Variance and standard deviation

  • Range: Max-Min
  • Mean Absolute deviation (MAD): avg absolute difference from the mean $\frac{1}{n-1} \sum^2_{i=1} (x_i - \bar{x})$
  • Variance: average square distance from the mean $s^2 = \frac{1}{n-1} \sum^2_{i=1} (x_i - \bar{x})^2$
    • Square punishes more the observations far form the mean
  • Standard deviation: $s = \sqrt{\mathit{s^2}} = \sqrt{\frac{1}{n-1} \sum^2_{i=1} (x_i - \bar{x})^2}$
  • Coeff of variation: “standardizes” std dev: makes it comparable accross datasets $\mathit{CV}= \frac{s}{\bar{x}}$

Z-scores, standardization

  • How far an obs is far from the mean. Standardizing.
    • if it’s on the mean, =0
    • smaller than mean –> <0
    • bigger than mean –> >0 $\textit{z-score} = \frac{\mathit{Observation}-\mathit{Mean}}{\mathit{Std Deviation}}$

Covariance vs correlation

  • Covariance formula: $s_{xy} = \frac{1}{n-1} \sum^n_{i=1} (x_i-\bar{x}) (y_i-\bar{y})$
    • Looks familiar no?
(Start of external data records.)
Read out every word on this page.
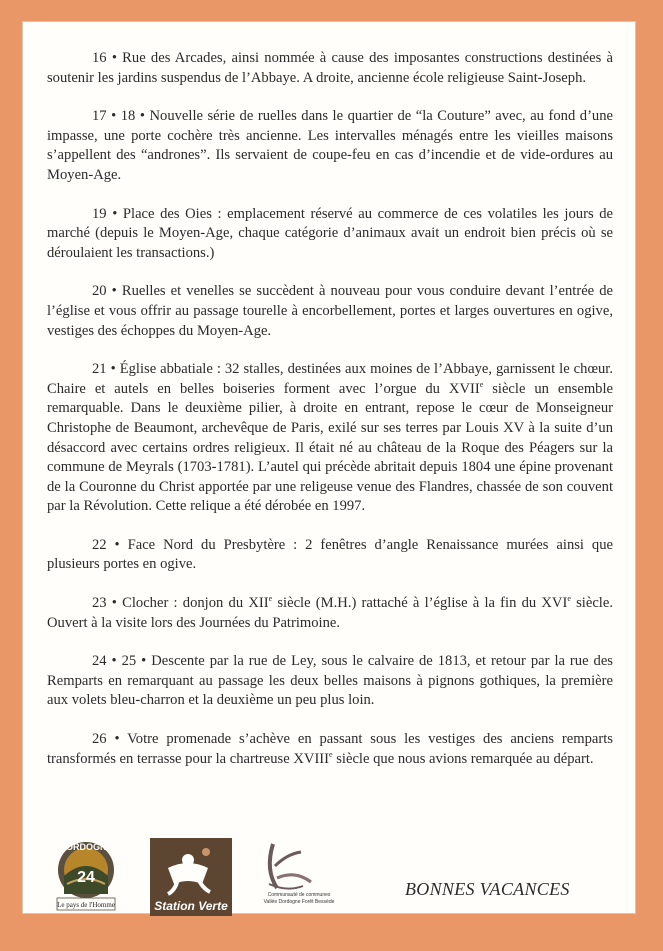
16 • Rue des Arcades, ainsi nommée à cause des imposantes constructions destinées à soutenir les jardins suspendus de l’Abbaye. A droite, ancienne école religieuse Saint-Joseph.

17 • 18 • Nouvelle série de ruelles dans le quartier de “la Couture” avec, au fond d’une impasse, une porte cochère très ancienne. Les intervalles ménagés entre les vieilles maisons s’appellent des “andrones”. Ils servaient de coupe-feu en cas d’incendie et de vide-ordures au Moyen-Age.

19 • Place des Oies : emplacement réservé au commerce de ces volatiles les jours de marché (depuis le Moyen-Age, chaque catégorie d’animaux avait un endroit bien précis où se déroulaient les transactions.)

20 • Ruelles et venelles se succèdent à nouveau pour vous conduire devant l’entrée de l’église et vous offrir au passage tourelle à encorbellement, portes et larges ouvertures en ogive, vestiges des échoppes du Moyen-Age.

21 • Église abbatiale : 32 stalles, destinées aux moines de l’Abbaye, garnissent le chœur. Chaire et autels en belles boiseries forment avec l’orgue du XVIIe siècle un ensemble remarquable. Dans le deuxième pilier, à droite en entrant, repose le cœur de Monseigneur Christophe de Beaumont, archevêque de Paris, exilé sur ses terres par Louis XV à la suite d’un désaccord avec certains ordres religieux. Il était né au château de la Roque des Péagers sur la commune de Meyrals (1703-1781). L’autel qui précède abritait depuis 1804 une épine provenant de la Couronne du Christ apportée par une religeuse venue des Flandres, chassée de son couvent par la Révolution. Cette relique a été dérobée en 1997.

22 • Face Nord du Presbytère : 2 fenêtres d’angle Renaissance murées ainsi que plusieurs portes en ogive.

23 • Clocher : donjon du XIIe siècle (M.H.) rattaché à l’église à la fin du XVIe siècle. Ouvert à la visite lors des Journées du Patrimoine.

24 • 25 • Descente par la rue de Ley, sous le calvaire de 1813, et retour par la rue des Remparts en remarquant au passage les deux belles maisons à pignons gothiques, la première aux volets bleu-charron et la deuxième un peu plus loin.

26 • Votre promenade s’achève en passant sous les vestiges des anciens remparts transformés en terrasse pour la chartreuse XVIIIe siècle que nous avions remarquée au départ.

DORDOGNE
24
Le pays de l'Homme	Station Verte
Communauté de communes
Vallée Dordogne Forêt Bessède
BONNES VACANCES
It’s basically the variance, but for two different variables
    • How does a variable move relative to another?
  • Correlation: $ r_{xy} = \frac{s_{xy}}{s_x s_y} $ that is $ \frac{\mathit{Cov}_{xy}}{\mathit{Var}_x \times \mathit{Var}_y} $
    • Yields a number between -1 and 1. What does it mean if the correlation = 1? Or -1?

Chebyshev’s theorem

  • $ 1 - \frac{1}{\mathit{nbSD}^2} =$ percentage of observations within the range $ \mathit{mean} \pm (\mathit{nbSD} \times \mathit{SD}) $ for number of standard deviations bigger than 1
  • Just need the mean and std deviation to get an idea of the spread of data
  • Features
    • Regardless of the distribution of the dataset
    • Represents a lower bound, i.e. the minimum percentage within $k$ std dev (can be much larger): “No more than $x$ percent can be more than $k$ number of $SD$ away from the mean”

The Empirical Rule

  • Formula
    • $ \mathit{mean} \pm (1 \times SD) $ has approximately 68% of values
    • $ \mathit{mean} \pm (2 \times SD) $ has approximately 95% of values
    • $ \mathit{mean} \pm (3 \times SD) $ has approximately 100% of values
  • Features
    • More precise
    • Only bell-shaped and symetric distributions